# [Wet Thumb Forum]-my new discus



## qbal18 (Jul 19, 2004)

it is not hte best pic but i will in time get a better one but fr now here it is. dose anyone knwo what the they are? If oyu can tell from this pic










tank specs are in my profile


----------



## qbal18 (Jul 19, 2004)

it is not hte best pic but i will in time get a better one but fr now here it is. dose anyone knwo what the they are? If oyu can tell from this pic










tank specs are in my profile


----------



## EDGE (Feb 28, 2004)

red turquoise?

75 Gal, 4.6 WPG MH, pressurize co2 /w controller, Fluval 404, ph 6.8


----------



## ekim (Jan 31, 2004)

That would be my guess too, although it's hard to tell when they are young! They only look about 2-3 months old.


----------



## imported_aspen (Feb 20, 2003)

they are turks. if there is more red in their pectoral fins (at the bottom on iether side directly under the gills) than blue, then are red turks. more blue... blue turks. those are red turks. they may have a fancy name cause of the shapes or spots on the sides, but they are essentially red turks.

rick


----------



## EDGE (Feb 28, 2004)

fairly intense color for 2-3 months don't u think?

my snakeskin doesn't even have that intense red yet and they are approx 1-2 cm larger than them.

75 Gal, 4.6 WPG MH, pressurize co2 /w controller, Fluval 404, ph 6.8


----------



## ekim (Jan 31, 2004)

> quote:
> 
> Originally posted by EDGE:
> fairly intense color for 2-3 months don't u think?my snakeskin doesn't even have that intense red yet and they are approx 1-2 cm larger than them.


Not really, i'm seeing them as still slightly(transparent, clear or pale).

Qbal18, how are they? Make sure you get lots of food into them.


----------



## Phil Edwards (Jan 22, 2004)

Awww....cute fish! They're going to be stunners when they get bigger.

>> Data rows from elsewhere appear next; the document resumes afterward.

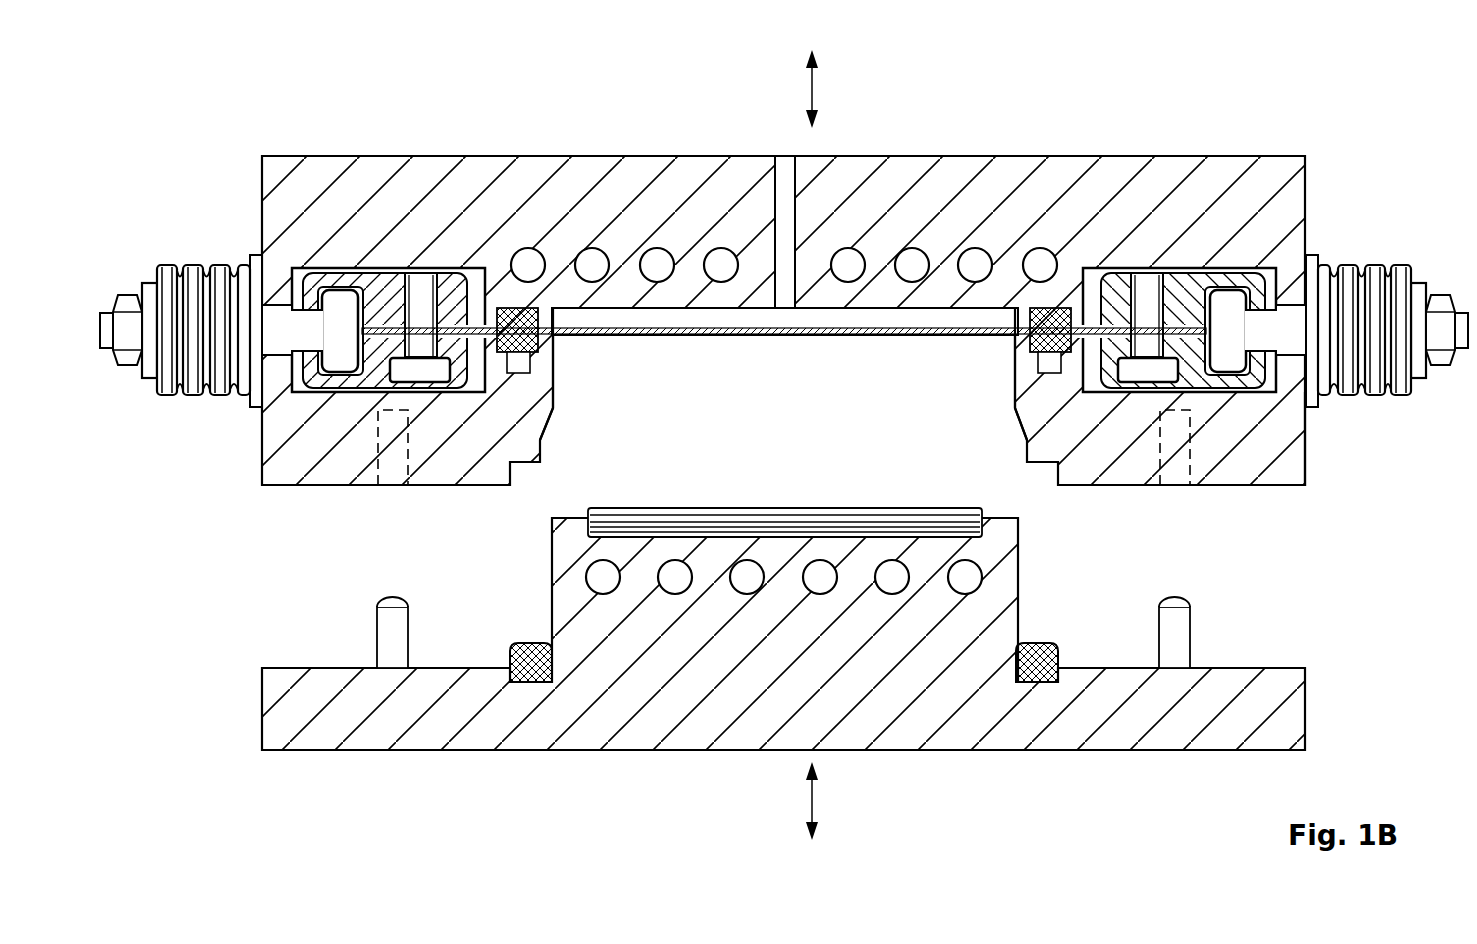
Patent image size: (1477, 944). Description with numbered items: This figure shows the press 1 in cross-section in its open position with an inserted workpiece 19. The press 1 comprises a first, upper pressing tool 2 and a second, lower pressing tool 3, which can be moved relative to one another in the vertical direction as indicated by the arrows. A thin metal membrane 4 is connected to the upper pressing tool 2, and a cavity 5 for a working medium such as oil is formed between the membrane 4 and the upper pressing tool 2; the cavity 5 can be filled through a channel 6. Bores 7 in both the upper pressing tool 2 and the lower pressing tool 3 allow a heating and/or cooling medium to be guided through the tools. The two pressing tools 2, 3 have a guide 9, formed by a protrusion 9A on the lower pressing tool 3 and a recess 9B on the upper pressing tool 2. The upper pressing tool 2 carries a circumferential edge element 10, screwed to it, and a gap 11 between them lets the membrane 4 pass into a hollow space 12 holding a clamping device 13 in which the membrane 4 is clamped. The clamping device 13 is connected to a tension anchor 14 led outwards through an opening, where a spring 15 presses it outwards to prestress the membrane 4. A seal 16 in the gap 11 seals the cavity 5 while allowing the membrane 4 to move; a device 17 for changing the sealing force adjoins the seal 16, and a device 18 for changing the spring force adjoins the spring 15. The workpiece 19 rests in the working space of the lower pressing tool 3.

The press 1 is at (238, 114).
The upper pressing tool 2 is at (1258, 168).
The lower pressing tool 3 is at (1285, 718).
The membrane 4 is at (680, 335).
The cavity 5 is at (780, 317).
The channel 6 is at (783, 170).
The bores 7 is at (975, 262).
The guide 9 is at (870, 539).
The protrusion 9A is at (1180, 627).
The recess 9B is at (1178, 457).
The edge element 10 is at (1287, 440).
The gap 11 is at (1050, 365).
The hollow space 12 is at (1092, 280).
The clamping device 13 is at (1183, 283).
The tension anchor 14 is at (1233, 302).
The spring 15 is at (1368, 273).
The seal 16 is at (555, 308).
The device for changing the sealing force 17 is at (550, 395).
The device for changing the spring force 18 is at (1440, 303).
The workpiece 19 is at (925, 528).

How often do you feed them?

Proverbs 3:7-8


----------



## qbal18 (Jul 19, 2004)

well since we both work we are only able to feed them 2-3 times a day but i guse onthe weekends i can feed more. i really dont know about feeding discus but i know they need lots of small feedins so that is what i will try and do. but in that pic. they are not as dark as they should be due to them still being stressed a bit and a poor camra shot. in a day or 2 when they settle in i will take a better one.

tank specs are in my profile


----------



## imported_aspen (Feb 20, 2003)

snakes often take their time colouring in. i have 2 snakes that are stunning at 14 months, but at 7 months, they were plain brown with a slight blue flash on their 'shoulder'.

half the fun of owning discus is watching them colour out.

rick


----------